Впрочем, и хозяин дома, где они были угловыми жильцами, тоже заслуживает внимания. Звали его Алексей Яковлевич Иванов. (Получается, что он полный тезка моего лубянского сокамерника, но, может, я путаю что-то в его имени-отчестве.) Примечателен он был хотя бы тем, что и в это время на фоне окружающей послевоенной нищеты он, не занимая никаких постов, был человеком вполне достаточным. Просто он был мастеровым человеком — плотником и столяром — и таким мастером, который даже в тех условиях мог обеспечить себе этот достаток своим трудом. Было ему лет сорок пять, и жил он вдвоем с женой, содержавшей дом в чистоте и опрятности. Ко мне он относился неплохо, но неодобрительно, поскольку я не мог пристать ни к какому делу, а человек без дела в его глазах был существом не совсем серьезным. Я же относился к нему с полным уважением и вспоминаю теперь уважительно. Даже его тогдашнее отношение Ко мне имело основание — я ведь и сам относился к себе почти так же.
Советскую власть он презирал и ненавидел четко и сознательно, без романтики и аффектации — просто как нечто одновременно гадостное и несолидное. Естественно, все это выкладывалось непосредственно и своим жилицам, и мне — впрочем, тут он не отличался от других чумаковцев: правда, я думаю, что он нам доверял. Пиком выражения его отношения к власти был день «всенародного праздника» — семидесятилетия И.В.Сталина. Впрочем, праздник этот сам напросился на выражение его отношения к себе, поскольку пришелся на воскресенье.
Алексей Яковлевич был человек в принципе непьющий. Но по воскресеньям жена к обеду подавала ему четвертинку, и он ее ради праздника выкушивал. Это был заведенный ритуал. Но ввиду совпадения данного воскресенья со всенародным праздником он четвертинку, причитающуюся ему на 21 декабря 1949 года, отменил и перенес на понедельник.
— Чтоб этот зас…ец не подумал, что я за него пью, — объяснил он своим жилицам это нарушение ритуала.
Вот у такого человека жила вместе с Лидой Стасюк та женщина, которую я хорошо помню. Да, забыть ее было бы мудрено — хотя бы из-за ее биографии. Но я начисто забыл, как ее звали: и имя, и отчество, и фамилию.

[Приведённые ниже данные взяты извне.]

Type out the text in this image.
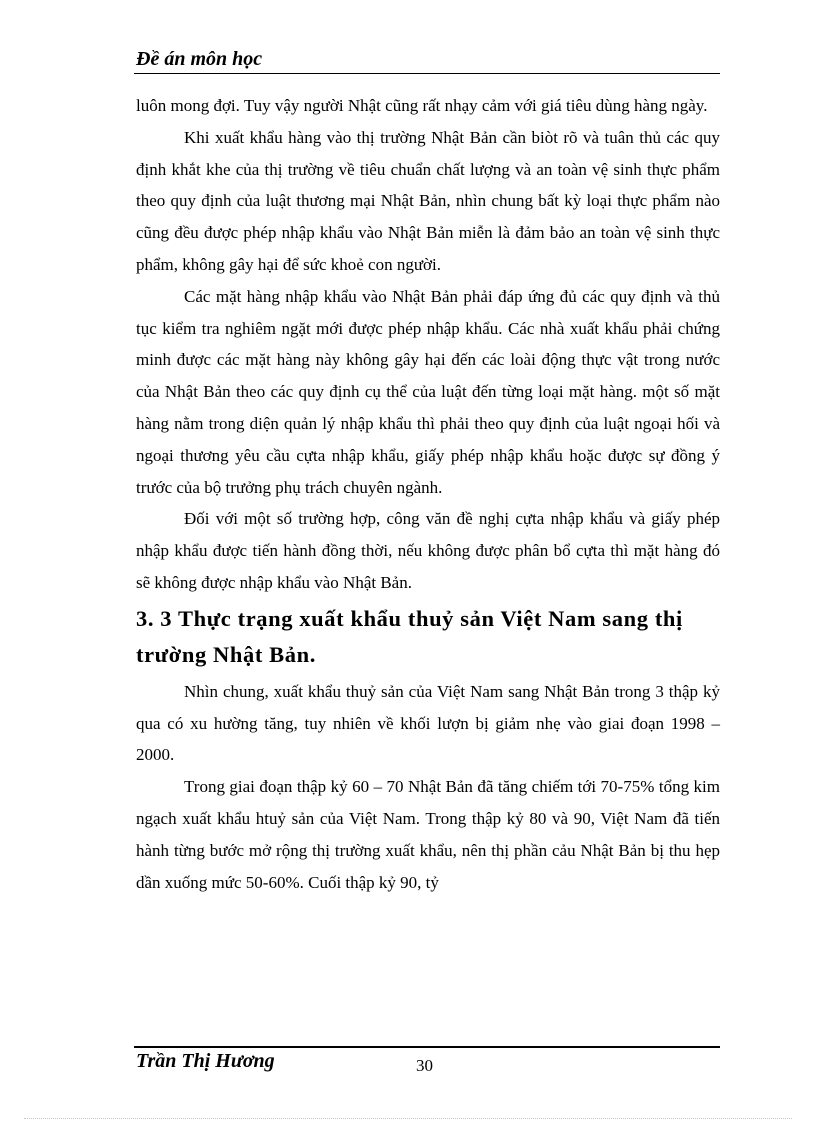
Đề án môn học

luôn mong đợi. Tuy vậy người Nhật cũng rất nhạy cảm với giá tiêu dùng hàng ngày.

Khi xuất khẩu hàng vào thị trường Nhật Bản cần biòt rõ và tuân thủ các quy định khắt khe của thị trường về tiêu chuẩn chất lượng và an toàn vệ sinh thực phẩm theo quy định của luật thương mại Nhật Bản, nhìn chung bất kỳ loại thực phẩm nào cũng đều được phép nhập khẩu vào Nhật Bản miễn là đảm bảo an toàn vệ sinh thực phẩm, không gây hại để sức khoẻ con người.

Các mặt hàng nhập khẩu vào Nhật Bản phải đáp ứng đủ các quy định và thủ tục kiểm tra nghiêm ngặt mới được phép nhập khẩu. Các nhà xuất khẩu phải chứng minh được các mặt hàng này không gây hại đến các loài động thực vật trong nước của Nhật Bản theo các quy định cụ thể của luật đến từng loại mặt hàng. một số mặt hàng nằm trong diện quản lý nhập khẩu thì phải theo quy định của luật ngoại hối và ngoại thương yêu cầu cựta nhập khẩu, giấy phép nhập khẩu hoặc được sự đồng ý trước của bộ trưởng phụ trách chuyên ngành.

Đối với một số trường hợp, công văn đề nghị cựta nhập khẩu và giấy phép nhập khẩu được tiến hành đồng thời, nếu không được phân bổ cựta thì mặt hàng đó sẽ không được nhập khẩu vào Nhật Bản.

3. 3 Thực trạng xuất khẩu thuỷ sản Việt Nam sang thị trường Nhật Bản.

Nhìn chung, xuất khẩu thuỷ sản của Việt Nam sang Nhật Bản trong 3 thập kỷ qua có xu hường tăng, tuy nhiên về khối lượn bị giảm nhẹ vào giai đoạn 1998 – 2000.

Trong giai đoạn thập kỷ 60 – 70 Nhật Bản đã tăng chiếm tới 70-75% tổng kim ngạch xuất khẩu htuỷ sản của Việt Nam. Trong thập kỷ 80 và 90, Việt Nam đã tiến hành từng bước mở rộng thị trường xuất khẩu, nên thị phần cảu Nhật Bản bị thu hẹp dần xuống mức 50-60%. Cuối thập kỷ 90, tỷ

Trần Thị Hương	30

Была она штучкой вовсе не столичной, родилась в Кургане, в служилой дворянской семье. Отец ее был, кажется, управляющим в местном отделении Госбанка и умер до революции. Мать ее я видел, когда она приезжала к дочери. Это была милая провинциальная интеллигентная старушка, сильно настрадавшаяся из-за дочери и так и светившаяся добротой и порядочностью. Дочь ее тоже была незлой и вполне порядочной, но ненависть ее к «этой хамской власти» была оголтелой, хотя она была дамой, скорее, декадентской, чем, если использовать современное выражение, «политизированной». Так сложилась ее судьба. Прежде всего женская. Повзрослела, заневестилась она как раз к Гражданской войне и сделала блестящую для провинциальной, хотя и красивой барышни партию — вышла замуж за гвардейского офицера. Но гвардии уже не было, была революция — она-то и забросила этого офицера в их негвардейские места. В это время он уже был или чуть позже стал офицером колчаковским. Она жила или бывала с ним в колчаковской столице — Омске, о Колчаке отзывалась восторженно, но по-институтски — «высокий, стройный, с прекрасными серыми глазами». Потом началось отступление. Сначала оно проходило почти празднично — офицеры с семьями совершали его в фаэтонах с замечательными серыми в яблоках лошадьми. Но постепенно тучи сгущались, полк таял, и офицеры с семьями мечтали уже только об одном — сдаться. Но только не партизанам, которыми кишели окружные леса, а какой-нибудь регулярной части Красной Армии. Но случилось худшее. Однажды они получили записку их полковника, ехавшего с семьей несколько впереди других, в которой значилось примерно следующее: «Господа, езжайте сюда (называлось место), здесь регулярные войска. Отношение самое лучшее». Они и двинулись к указанному месту. Но при подходе к нему на них бросились мужики с берданками. И в секунду раскурочили их имущество, увели серых в яблоках лошадей, сняли колеса у фаэтонов (сами фаэтоны им были ни к чему) и вообще все, что можно. Пленные узнали, что это партизанский полк с ничего хорошего им не сулящим названием «Красные орлы», — тот самый, которым командовал будущий полковник Львов-Иванов, который в «гремящие сороковые» был начальником военной кафедры и секретарем партбюро нашего института. Его подчиненные настолько были заняты этой «реквизицией», что пленных не тронули — только заперли в каком-то амбаре, где уже находился полковник с семьей. Полковник на коленях просил прошения:
— Простите меня, господа, за эту записку, но они сказали, что убьют детей, если я ее не напишу.